Though the bulk of our installations happened over the course of the summer and fall of this year, we have already collected a few interesting detections from a handful of stations. At Minidoka NWR (near Burley), we detected a Common Poorwill about 8 days after it was banded by MPG Ranch in MT. Our Motus station at Sterling WMA (near American Falls), detected another MPG-banded bird, a Northern Saw-Whet Owl, 13 days after it was tagged in October.

Perhaps the most interesting set of detections we’ve received this year was for a Swainson’s Thrush that was banded north of Vancouver, BC.

top image shows a swainson's thrush which is a small brown bird with white spotted chest. bottom image shows a map of towns in Idaho with a pin placed near Mountain Home Idaho.
A Swainson’s Thrush banded near Whistler, BC was first detected at the Peregrine Fund’s Birds of Prey Center in Boise.

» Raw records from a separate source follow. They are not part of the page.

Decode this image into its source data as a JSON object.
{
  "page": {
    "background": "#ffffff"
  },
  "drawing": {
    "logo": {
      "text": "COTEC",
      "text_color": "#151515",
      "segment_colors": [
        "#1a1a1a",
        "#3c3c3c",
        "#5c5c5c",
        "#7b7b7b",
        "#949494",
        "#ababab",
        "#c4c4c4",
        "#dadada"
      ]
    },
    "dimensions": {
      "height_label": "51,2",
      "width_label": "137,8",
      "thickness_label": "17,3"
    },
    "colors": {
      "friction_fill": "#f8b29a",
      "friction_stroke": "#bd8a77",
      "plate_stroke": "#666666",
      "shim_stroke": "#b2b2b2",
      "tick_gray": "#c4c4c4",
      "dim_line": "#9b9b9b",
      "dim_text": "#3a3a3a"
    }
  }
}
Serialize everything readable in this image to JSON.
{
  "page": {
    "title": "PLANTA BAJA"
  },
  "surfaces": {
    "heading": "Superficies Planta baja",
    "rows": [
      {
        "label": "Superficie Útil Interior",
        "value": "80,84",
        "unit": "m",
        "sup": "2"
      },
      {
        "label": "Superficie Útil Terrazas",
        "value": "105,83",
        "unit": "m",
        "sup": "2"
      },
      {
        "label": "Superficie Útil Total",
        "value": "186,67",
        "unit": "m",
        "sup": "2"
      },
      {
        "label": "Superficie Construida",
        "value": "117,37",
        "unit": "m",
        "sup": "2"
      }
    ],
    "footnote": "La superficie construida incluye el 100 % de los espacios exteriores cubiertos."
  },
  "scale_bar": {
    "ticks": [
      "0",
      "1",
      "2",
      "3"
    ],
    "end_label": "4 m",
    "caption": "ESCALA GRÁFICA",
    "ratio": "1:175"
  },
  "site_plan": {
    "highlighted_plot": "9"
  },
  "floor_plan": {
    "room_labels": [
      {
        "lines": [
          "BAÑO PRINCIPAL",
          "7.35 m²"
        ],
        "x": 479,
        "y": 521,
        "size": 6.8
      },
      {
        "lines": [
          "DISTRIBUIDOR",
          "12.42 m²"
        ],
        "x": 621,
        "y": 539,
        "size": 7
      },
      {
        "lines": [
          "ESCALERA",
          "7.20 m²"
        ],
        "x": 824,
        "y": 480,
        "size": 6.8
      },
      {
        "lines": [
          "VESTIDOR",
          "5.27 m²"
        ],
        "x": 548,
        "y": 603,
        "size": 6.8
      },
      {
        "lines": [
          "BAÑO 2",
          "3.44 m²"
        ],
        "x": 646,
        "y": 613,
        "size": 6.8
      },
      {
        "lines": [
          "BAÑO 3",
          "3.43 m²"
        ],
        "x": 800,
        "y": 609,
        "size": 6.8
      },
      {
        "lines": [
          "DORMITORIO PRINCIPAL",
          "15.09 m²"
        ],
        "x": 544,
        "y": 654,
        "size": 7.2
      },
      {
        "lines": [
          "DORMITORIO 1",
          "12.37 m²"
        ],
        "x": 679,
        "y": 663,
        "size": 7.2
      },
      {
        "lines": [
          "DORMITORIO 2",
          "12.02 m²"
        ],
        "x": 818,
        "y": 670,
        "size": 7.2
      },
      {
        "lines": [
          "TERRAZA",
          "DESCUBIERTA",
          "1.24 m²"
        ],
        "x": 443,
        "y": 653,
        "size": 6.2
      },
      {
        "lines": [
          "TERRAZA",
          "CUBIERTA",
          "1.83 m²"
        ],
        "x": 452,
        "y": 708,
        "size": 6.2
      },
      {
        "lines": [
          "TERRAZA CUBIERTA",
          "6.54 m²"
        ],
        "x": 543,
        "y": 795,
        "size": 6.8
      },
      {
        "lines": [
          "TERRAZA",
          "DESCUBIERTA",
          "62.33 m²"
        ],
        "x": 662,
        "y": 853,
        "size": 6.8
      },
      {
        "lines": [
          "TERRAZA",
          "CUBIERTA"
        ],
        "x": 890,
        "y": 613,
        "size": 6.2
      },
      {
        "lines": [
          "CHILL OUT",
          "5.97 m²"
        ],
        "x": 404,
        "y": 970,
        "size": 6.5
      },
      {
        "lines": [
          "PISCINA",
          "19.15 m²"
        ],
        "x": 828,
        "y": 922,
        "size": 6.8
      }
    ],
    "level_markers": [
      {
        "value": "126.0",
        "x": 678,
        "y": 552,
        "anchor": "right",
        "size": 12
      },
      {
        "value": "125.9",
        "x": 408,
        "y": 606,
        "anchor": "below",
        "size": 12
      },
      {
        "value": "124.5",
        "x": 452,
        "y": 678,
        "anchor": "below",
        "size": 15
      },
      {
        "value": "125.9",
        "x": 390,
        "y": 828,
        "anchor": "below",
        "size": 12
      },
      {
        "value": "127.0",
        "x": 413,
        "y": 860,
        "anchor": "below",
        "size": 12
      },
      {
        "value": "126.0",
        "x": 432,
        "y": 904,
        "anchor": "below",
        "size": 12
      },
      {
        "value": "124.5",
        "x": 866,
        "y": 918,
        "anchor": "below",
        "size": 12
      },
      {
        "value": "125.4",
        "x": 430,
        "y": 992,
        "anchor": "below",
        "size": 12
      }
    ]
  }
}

Photo Credit: Ceredig Roberts

The bird was first detected at the Peregrine Fund’s World Center for Birds of Prey in Boise, then detected again shortly after at the Billingsley Creek WMA near Hagerman, and then detected a third time by our station at the Niagara Springs WMA near Buhl (all in the same day). By having clusters or lines of stations like this, we are able to fine-tune approximations of wildlife itineraries and speeds of movement. In this case, we estimated a minimum speed of 64 kilometers per hour!